Слово “раздача” я употребил непроизвольно, из-за привычки к советскому “канцеляриту”, но весьма к месту. Обычно в таких случаях говорят о “вручении” или, того лучше, о “торжественном вручении”, но та конкретная процедура, о которой речь, в самом деле, больше походила на раздачу каких-нибудь ордеров или продовольственных карточек. (Кстати, заметили ли вы, как убого выглядел советский ордер на квартиру, которой вы добивались пятнадцать лет, и который в ваших глазах приобрёл облик драгоценной хартии?

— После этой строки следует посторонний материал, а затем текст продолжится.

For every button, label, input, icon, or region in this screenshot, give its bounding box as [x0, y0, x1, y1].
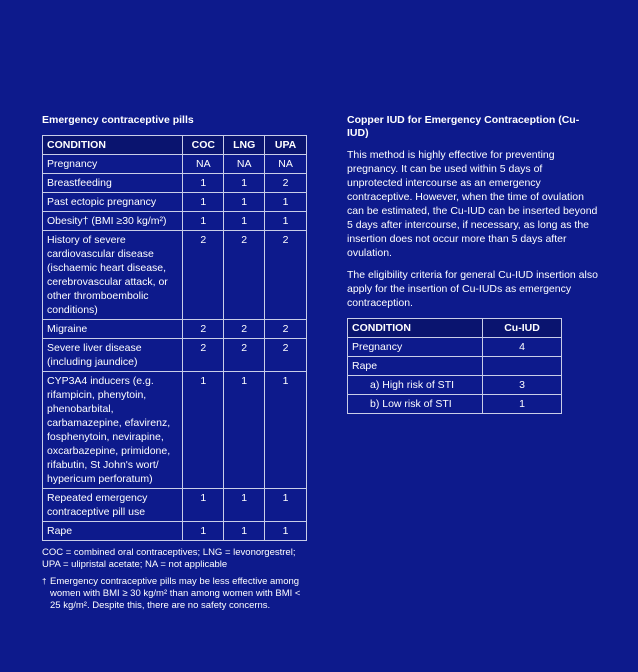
upa-cell: 1	[265, 522, 307, 541]
cuiud-title: Copper IUD for Emergency Contraception (Cu-IUD)	[347, 114, 580, 139]
coc-cell: 2	[183, 320, 224, 339]
lng-cell: 1	[224, 522, 265, 541]
upa-cell: 2	[265, 174, 307, 193]
upa-cell: 2	[265, 339, 307, 372]
table-row	[43, 212, 307, 231]
ecp-section	[42, 114, 308, 612]
table-row	[43, 339, 307, 372]
lng-cell: 1	[224, 193, 265, 212]
cuiud-section	[347, 114, 599, 414]
coc-cell: 1	[183, 522, 224, 541]
cuiud-value-cell	[483, 357, 562, 376]
lng-cell: 2	[224, 339, 265, 372]
abbreviations-line-1: COC = combined oral contraceptives; LNG = levonorgestrel;	[42, 547, 296, 558]
condition-cell: Repeated emergency contraceptive pill use	[43, 489, 183, 522]
condition-cell: Breastfeeding	[43, 174, 183, 193]
cuiud-value-cell: 1	[483, 395, 562, 414]
table-row	[348, 376, 562, 395]
lng-cell: 1	[224, 489, 265, 522]
cuiud-table	[347, 318, 562, 414]
table-row	[43, 320, 307, 339]
ecp-header-row	[43, 136, 307, 155]
ecp-header-coc: COC	[183, 136, 224, 155]
table-row	[43, 155, 307, 174]
lng-cell: 1	[224, 372, 265, 489]
ecp-title: Emergency contraceptive pills	[42, 114, 194, 126]
condition-cell: a) High risk of STI	[348, 376, 483, 395]
coc-cell: 1	[183, 174, 224, 193]
footnote-text: Emergency contraceptive pills may be less effective among women with BMI ≥ 30 kg/m² than among women with BMI < 25 kg/m². Despite this, there are no safety concerns.	[50, 576, 301, 611]
cuiud-value-cell: 3	[483, 376, 562, 395]
cuiud-paragraph-1: This method is highly effective for preventing pregnancy. It can be used within 5 days of unprotected intercourse as an emergency contraceptive. However, when the time of ovulation can be estimated, the Cu-IUD can be inserted beyond 5 days after intercourse, if necessary, as long as the insertion does not occur more than 5 days after ovulation.	[347, 149, 598, 259]
coc-cell: NA	[183, 155, 224, 174]
coc-cell: 2	[183, 339, 224, 372]
ecp-header-lng: LNG	[224, 136, 265, 155]
footnote-mark: †	[42, 577, 47, 586]
condition-cell: CYP3A4 inducers (e.g. rifampicin, phenytoin, phenobarbital, carbamazepine, efavirenz, fosphenytoin, nevirapine, oxcarbazepine, primidone, rifabutin, St John's wort/ hypericum perforatum)	[43, 372, 183, 489]
lng-cell: 2	[224, 231, 265, 320]
abbreviations-line-2: UPA = ulipristal acetate; NA = not applicable	[42, 559, 228, 570]
lng-cell: 1	[224, 174, 265, 193]
upa-cell: NA	[265, 155, 307, 174]
cuiud-value-cell: 4	[483, 338, 562, 357]
table-row	[348, 395, 562, 414]
table-row	[348, 338, 562, 357]
condition-cell: Migraine	[43, 320, 183, 339]
condition-cell: Obesity† (BMI ≥30 kg/m²)	[43, 212, 183, 231]
table-row	[43, 522, 307, 541]
upa-cell: 2	[265, 231, 307, 320]
ecp-notes	[42, 547, 308, 612]
upa-cell: 1	[265, 212, 307, 231]
condition-cell: Severe liver disease (including jaundice)	[43, 339, 183, 372]
condition-cell: b) Low risk of STI	[348, 395, 483, 414]
table-row	[43, 489, 307, 522]
upa-cell: 1	[265, 372, 307, 489]
coc-cell: 1	[183, 193, 224, 212]
table-row	[348, 357, 562, 376]
ecp-header-upa: UPA	[265, 136, 307, 155]
condition-cell: Rape	[348, 357, 483, 376]
table-row	[43, 372, 307, 489]
cuiud-header-value: Cu-IUD	[483, 319, 562, 338]
ecp-header-condition: CONDITION	[43, 136, 183, 155]
condition-cell: Pregnancy	[348, 338, 483, 357]
coc-cell: 2	[183, 231, 224, 320]
upa-cell: 1	[265, 193, 307, 212]
lng-cell: 1	[224, 212, 265, 231]
coc-cell: 1	[183, 489, 224, 522]
upa-cell: 1	[265, 489, 307, 522]
cuiud-paragraph-2: The eligibility criteria for general Cu-IUD insertion also apply for the insertion of Cu-IUDs as emergency contraception.	[347, 269, 598, 309]
table-row	[43, 193, 307, 212]
upa-cell: 2	[265, 320, 307, 339]
condition-cell: History of severe cardiovascular disease (ischaemic heart disease, cerebrovascular attack, or other thromboembolic conditions)	[43, 231, 183, 320]
condition-cell: Pregnancy	[43, 155, 183, 174]
coc-cell: 1	[183, 212, 224, 231]
table-row	[43, 231, 307, 320]
cuiud-header-row	[348, 319, 562, 338]
condition-cell: Past ectopic pregnancy	[43, 193, 183, 212]
cuiud-header-condition: CONDITION	[348, 319, 483, 338]
lng-cell: 2	[224, 320, 265, 339]
lng-cell: NA	[224, 155, 265, 174]
condition-cell: Rape	[43, 522, 183, 541]
coc-cell: 1	[183, 372, 224, 489]
ecp-table	[42, 135, 307, 541]
table-row	[43, 174, 307, 193]
footnote	[42, 576, 308, 612]
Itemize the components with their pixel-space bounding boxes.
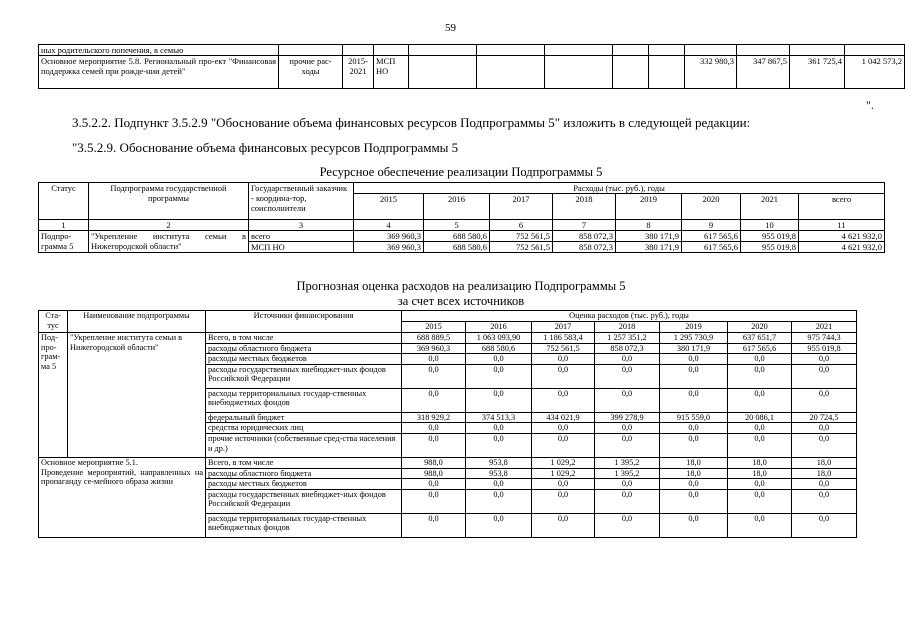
value-cell: 0,0	[728, 388, 792, 412]
header-customer: Государственный заказчик - координа-тор, соисполнители	[249, 183, 354, 220]
value-cell: 0,0	[402, 423, 466, 434]
value-cell: 380 171,9	[616, 231, 682, 242]
value-cell: 752 561,5	[490, 231, 553, 242]
year-header: всего	[799, 194, 885, 220]
value-cell: 0,0	[532, 388, 595, 412]
value-cell: 0,0	[595, 354, 660, 365]
status-cell: Под-про-грам-ма 5	[39, 333, 68, 458]
year-header: 2018	[553, 194, 616, 220]
value-cell: 0,0	[466, 364, 532, 388]
value-cell: 955 019,8	[741, 231, 799, 242]
value-cell: 915 559,0	[660, 412, 728, 423]
value-cell: 0,0	[532, 433, 595, 457]
value-cell: 858 072,3	[553, 242, 616, 253]
source-cell: расходы территориальных государ-ственных внебюджетных фондов	[206, 513, 402, 537]
value-cell: 1 042 573,2	[845, 56, 905, 89]
column-number: 3	[249, 220, 354, 231]
value-cell: 369 960,3	[402, 343, 466, 354]
year-header: 2019	[616, 194, 682, 220]
value-cell: 752 561,5	[532, 343, 595, 354]
source-cell: расходы местных бюджетов	[206, 354, 402, 365]
value-cell: 0,0	[466, 489, 532, 513]
year-header: 2020	[682, 194, 741, 220]
measure-name-cell: Основное мероприятие 5.8. Региональный про-ект "Финансовая поддержка семей при рожде-нии детей"	[39, 56, 279, 89]
value-cell: 4 621 932,0	[799, 242, 885, 253]
year-header: 2019	[660, 322, 728, 333]
table-cell: ных родительского попечения, в семью	[39, 45, 279, 56]
column-number: 6	[490, 220, 553, 231]
subprogram-name-cell: "Укрепление института семьи в Нижегородской области"	[68, 333, 206, 458]
column-number: 1	[39, 220, 89, 231]
value-cell: 374 513,3	[466, 412, 532, 423]
value-cell: 637 651,7	[728, 333, 792, 344]
value-cell: 20 724,5	[792, 412, 857, 423]
value-cell: 0,0	[402, 489, 466, 513]
value-cell: 0,0	[792, 354, 857, 365]
value-cell: 0,0	[532, 423, 595, 434]
value-cell: 955 019,8	[792, 343, 857, 354]
table2-caption-line2: за счет всех источников	[397, 294, 525, 308]
value-cell: 1 257 351,2	[595, 333, 660, 344]
value-cell: 380 171,9	[616, 242, 682, 253]
source-cell: средства юридических лиц	[206, 423, 402, 434]
source-cell: расходы местных бюджетов	[206, 479, 402, 490]
value-cell: 0,0	[660, 513, 728, 537]
value-cell: 0,0	[466, 479, 532, 490]
header-name: Наименование подпрограммы	[68, 311, 206, 333]
value-cell: 617 565,6	[682, 231, 741, 242]
year-header: 2018	[595, 322, 660, 333]
column-number: 10	[741, 220, 799, 231]
year-header: 2021	[741, 194, 799, 220]
source-cell: Всего, в том числе	[206, 333, 402, 344]
customer-cell: всего	[249, 231, 354, 242]
value-cell: 0,0	[595, 388, 660, 412]
value-cell: 0,0	[728, 479, 792, 490]
value-cell: 380 171,9	[660, 343, 728, 354]
paragraph-3-5-2-9-heading: "3.5.2.9. Обоснование объема финансовых ресурсов Подпрограммы 5	[72, 140, 459, 155]
source-cell: федеральный бюджет	[206, 412, 402, 423]
value-cell: 858 072,3	[595, 343, 660, 354]
value-cell: 0,0	[532, 489, 595, 513]
value-cell: 0,0	[595, 433, 660, 457]
measure-name-cell	[39, 457, 206, 537]
table2-caption-line1: Прогнозная оценка расходов на реализацию Подпрограммы 5	[296, 279, 626, 293]
value-cell: 0,0	[792, 433, 857, 457]
value-cell: 434 021,9	[532, 412, 595, 423]
value-cell: 988,0	[402, 457, 466, 468]
value-cell: 347 867,5	[737, 56, 790, 89]
column-number: 2	[89, 220, 249, 231]
value-cell: 399 278,9	[595, 412, 660, 423]
value-cell: 0,0	[728, 433, 792, 457]
page-number: 59	[445, 22, 456, 34]
value-cell: 0,0	[792, 479, 857, 490]
value-cell: 0,0	[660, 423, 728, 434]
value-cell: 1 029,2	[532, 457, 595, 468]
value-cell: 18,0	[728, 457, 792, 468]
column-number: 9	[682, 220, 741, 231]
value-cell: 617 565,6	[728, 343, 792, 354]
header-status: Ста-тус	[39, 311, 68, 333]
value-cell: 0,0	[728, 364, 792, 388]
value-cell: 0,0	[595, 479, 660, 490]
header-expenses: Расходы (тыс. руб.), годы	[354, 183, 885, 194]
value-cell: 369 960,3	[354, 231, 424, 242]
value-cell: 0,0	[660, 489, 728, 513]
value-cell: 318 929,2	[402, 412, 466, 423]
table-row	[39, 333, 857, 344]
value-cell: 0,0	[728, 354, 792, 365]
column-number: 11	[799, 220, 885, 231]
value-cell: 953,8	[466, 457, 532, 468]
value-cell: 1 295 730,9	[660, 333, 728, 344]
header-status: Статус	[39, 183, 89, 220]
value-cell: 0,0	[792, 423, 857, 434]
value-cell: 0,0	[532, 364, 595, 388]
source-cell: расходы государственных внебюджет-ных фондов Российской Федерации	[206, 364, 402, 388]
value-cell: 0,0	[466, 354, 532, 365]
value-cell: 1 029,2	[532, 468, 595, 479]
paragraph-3-5-2-2: 3.5.2.2. Подпункт 3.5.2.9 "Обоснование объема финансовых ресурсов Подпрограммы 5" изложить в следующей редакции:	[72, 115, 751, 130]
value-cell: 0,0	[402, 354, 466, 365]
value-cell: 1 063 093,90	[466, 333, 532, 344]
column-number: 8	[616, 220, 682, 231]
value-cell: 0,0	[792, 513, 857, 537]
value-cell: 0,0	[402, 364, 466, 388]
value-cell: 0,0	[595, 489, 660, 513]
value-cell: 0,0	[792, 364, 857, 388]
value-cell: 0,0	[728, 513, 792, 537]
closing-quote: ".	[866, 98, 874, 112]
value-cell: 688 580,6	[466, 343, 532, 354]
value-cell: 1 186 583,4	[532, 333, 595, 344]
value-cell: 0,0	[402, 388, 466, 412]
measure-title: Основное мероприятие 5.1.	[41, 457, 138, 467]
measure-description: Проведение мероприятий, направленных на пропаганду се-мейного образа жизни	[41, 467, 203, 487]
header-subprogram: Подпрограмма государственной программы	[89, 183, 249, 220]
value-cell: 988,0	[402, 468, 466, 479]
source-cell: расходы областного бюджета	[206, 343, 402, 354]
value-cell: 0,0	[466, 433, 532, 457]
column-number: 4	[354, 220, 424, 231]
value-cell: 0,0	[792, 489, 857, 513]
column-number: 5	[424, 220, 490, 231]
value-cell: 0,0	[728, 423, 792, 434]
value-cell: 0,0	[660, 388, 728, 412]
value-cell: 0,0	[532, 479, 595, 490]
year-header: 2017	[532, 322, 595, 333]
value-cell: 1 395,2	[595, 457, 660, 468]
executor-cell: МСП НО	[374, 56, 409, 89]
value-cell: 332 980,3	[685, 56, 737, 89]
value-cell: 688 889,5	[402, 333, 466, 344]
source-cell: Всего, в том числе	[206, 457, 402, 468]
value-cell: 858 072,3	[553, 231, 616, 242]
customer-cell: МСП НО	[249, 242, 354, 253]
value-cell: 617 565,6	[682, 242, 741, 253]
value-cell: 752 561,5	[490, 242, 553, 253]
value-cell: 361 725,4	[790, 56, 845, 89]
value-cell: 0,0	[402, 433, 466, 457]
continuation-table	[38, 44, 905, 89]
resource-table	[38, 182, 885, 253]
value-cell: 0,0	[595, 364, 660, 388]
value-cell: 18,0	[792, 457, 857, 468]
value-cell: 4 621 932,0	[799, 231, 885, 242]
value-cell: 688 580,6	[424, 242, 490, 253]
value-cell: 0,0	[595, 423, 660, 434]
value-cell: 0,0	[466, 513, 532, 537]
source-cell: расходы государственных внебюджет-ных фондов Российской Федерации	[206, 489, 402, 513]
forecast-table	[38, 310, 857, 538]
year-header: 2021	[792, 322, 857, 333]
value-cell: 0,0	[466, 423, 532, 434]
value-cell: 0,0	[660, 433, 728, 457]
value-cell: 18,0	[728, 468, 792, 479]
value-cell: 18,0	[660, 468, 728, 479]
value-cell: 0,0	[402, 479, 466, 490]
value-cell: 0,0	[402, 513, 466, 537]
value-cell: 953,8	[466, 468, 532, 479]
table1-caption: Ресурсное обеспечение реализации Подпрограммы 5	[319, 165, 603, 179]
table-row	[39, 457, 857, 468]
year-header: 2020	[728, 322, 792, 333]
value-cell: 18,0	[792, 468, 857, 479]
value-cell: 369 960,3	[354, 242, 424, 253]
year-header: 2016	[424, 194, 490, 220]
value-cell: 0,0	[466, 388, 532, 412]
expense-category-cell: прочие рас-ходы	[279, 56, 343, 89]
value-cell: 0,0	[595, 513, 660, 537]
value-cell: 0,0	[660, 354, 728, 365]
year-header: 2016	[466, 322, 532, 333]
period-cell: 2015-2021	[343, 56, 374, 89]
value-cell: 0,0	[728, 489, 792, 513]
value-cell: 975 744,3	[792, 333, 857, 344]
year-header: 2015	[402, 322, 466, 333]
year-header: 2017	[490, 194, 553, 220]
value-cell: 0,0	[792, 388, 857, 412]
value-cell: 1 395,2	[595, 468, 660, 479]
year-header: 2015	[354, 194, 424, 220]
header-sources: Источники финансирования	[206, 311, 402, 333]
value-cell: 20 086,1	[728, 412, 792, 423]
column-number: 7	[553, 220, 616, 231]
value-cell: 0,0	[532, 513, 595, 537]
source-cell: прочие источники (собственные сред-ства населения и др.)	[206, 433, 402, 457]
status-cell: Подпро-грамма 5	[39, 231, 89, 253]
source-cell: расходы территориальных государ-ственных внебюджетных фондов	[206, 388, 402, 412]
value-cell: 0,0	[660, 364, 728, 388]
value-cell: 0,0	[660, 479, 728, 490]
value-cell: 0,0	[532, 354, 595, 365]
source-cell: расходы областного бюджета	[206, 468, 402, 479]
subprogram-name-cell: "Укрепление института семьи в Нижегородской области"	[89, 231, 249, 253]
header-estimate: Оценка расходов (тыс. руб.), годы	[402, 311, 857, 322]
value-cell: 18,0	[660, 457, 728, 468]
value-cell: 955 019,8	[741, 242, 799, 253]
value-cell: 688 580,6	[424, 231, 490, 242]
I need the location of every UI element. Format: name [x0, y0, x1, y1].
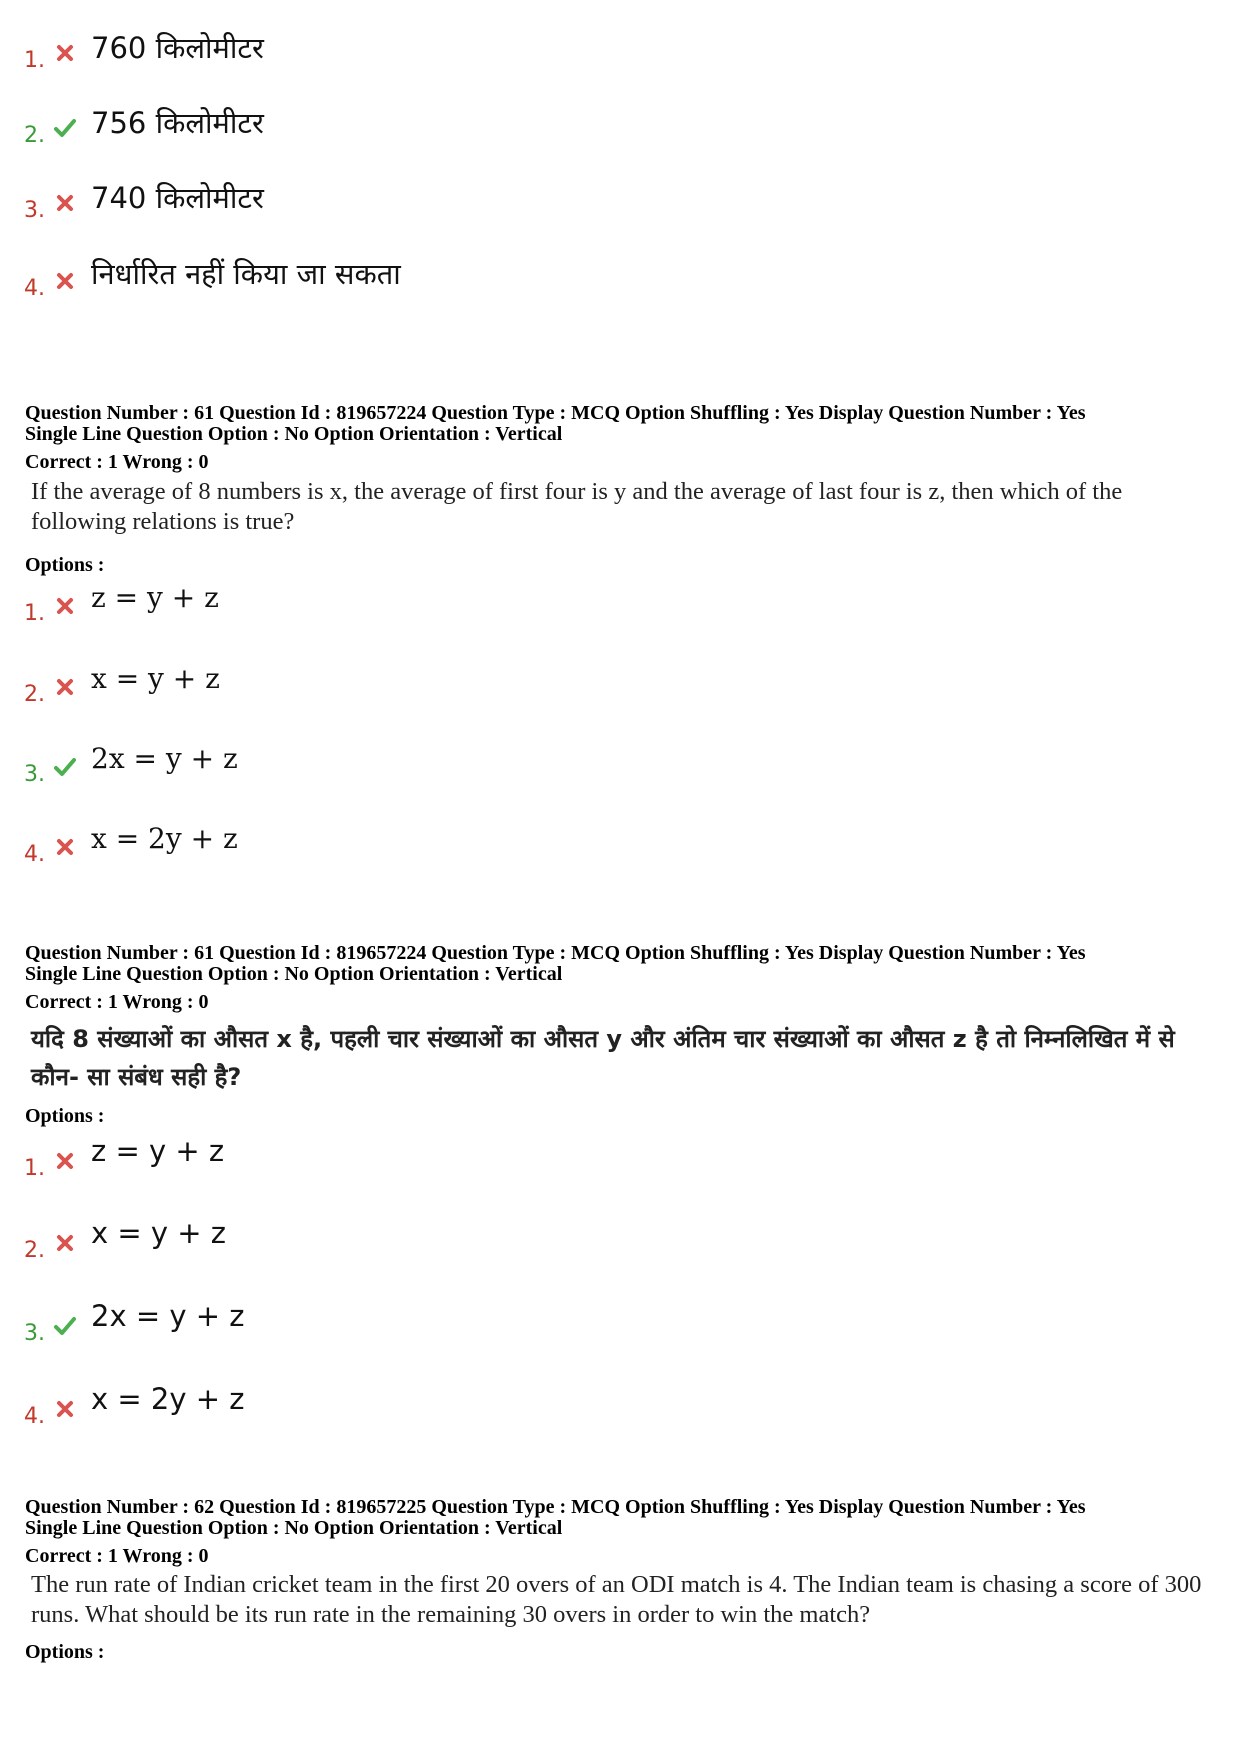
score-info: Correct : 1 Wrong : 0 [25, 1545, 209, 1567]
option-number: 1. [24, 48, 45, 73]
question-meta: Single Line Question Option : No Option Orientation : Vertical [25, 423, 563, 445]
option-number: 4. [24, 276, 45, 301]
wrong-icon [54, 836, 76, 858]
wrong-icon [54, 192, 76, 214]
option-number: 4. [24, 842, 45, 867]
wrong-icon [54, 676, 76, 698]
option-text: x = 2y + z [91, 822, 238, 855]
option-text: x = y + z [91, 662, 220, 695]
wrong-icon [54, 1398, 76, 1420]
question-meta: Question Number : 62 Question Id : 819657225 Question Type : MCQ Option Shuffling : Yes Display Question Number : Yes [25, 1496, 1086, 1518]
question-meta: Question Number : 61 Question Id : 819657224 Question Type : MCQ Option Shuffling : Yes Display Question Number : Yes [25, 942, 1086, 964]
question-text: The run rate of Indian cricket team in the first 20 overs of an ODI match is 4. The Indian team is chasing a score of 300 runs. What should be its run rate in the remaining 30 overs in order to win the match? [31, 1571, 1202, 1628]
option-number: 2. [24, 123, 45, 148]
score-info: Correct : 1 Wrong : 0 [25, 991, 209, 1013]
question-meta: Single Line Question Option : No Option Orientation : Vertical [25, 963, 563, 985]
option-text: z = y + z [91, 1134, 225, 1168]
question-meta: Question Number : 61 Question Id : 819657224 Question Type : MCQ Option Shuffling : Yes Display Question Number : Yes [25, 402, 1086, 424]
option-number: 3. [24, 1321, 45, 1346]
check-icon [54, 756, 76, 778]
check-icon [54, 117, 76, 139]
option-text: z = y + z [91, 581, 219, 614]
option-number: 2. [24, 1238, 45, 1263]
question-text: यदि 8 संख्याओं का औसत x है, पहली चार संख्याओं का औसत y और अंतिम चार संख्याओं का औसत z है तो निम्नलिखित में से कौन- सा संबंध सही है? [31, 1025, 1175, 1091]
option-text: 2x = y + z [91, 1299, 245, 1333]
option-text: x = 2y + z [91, 1382, 245, 1416]
question-meta: Single Line Question Option : No Option Orientation : Vertical [25, 1517, 563, 1539]
wrong-icon [54, 42, 76, 64]
wrong-icon [54, 595, 76, 617]
option-text: 740 किलोमीटर [91, 181, 264, 215]
check-icon [54, 1315, 76, 1337]
option-text: 760 किलोमीटर [91, 31, 264, 65]
options-label: Options : [25, 1641, 105, 1663]
wrong-icon [54, 1232, 76, 1254]
option-number: 4. [24, 1404, 45, 1429]
option-number: 1. [24, 601, 45, 626]
option-text: 2x = y + z [91, 742, 238, 775]
options-label: Options : [25, 554, 105, 576]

Этот клочок обёрточной бумаги был настолько непригляден, что всяк невольно начинал сомневаться в его подлинности и действенности.).
Никто из присутствующих не испытывал подъёма. Одни из-за удручающей обыденности, другие, - к которым относился Илья, - от более или менее ясного сознания того, что достигнута вершина, которой лучше было бы не достигать. Вся прелесть жизни заключалась до сих пор в процессе восхождения: и вот, оно позади. Бесконечность обернулась конечностью. В бесконечности есть особая “галилеева” стабильность, уверенность, а с ними и довольство собою и миром. Конец же был сопряжён с новым началом; и значит с неопределённостью и неуверенностью. Это было неприятно и, поскольку вытеснялось из сознания, неожиданно в открытии. Процесс восхождения требовал усилий и осмотрительности для того, чтобы тебя не спихнули с дистанции, и ты не покатился бы вниз по склону; но вот, кончилась сама дистанция, к которой уже привыкли, в которую вросли. Теперь - новая гонка…, и совсем в ином измерении.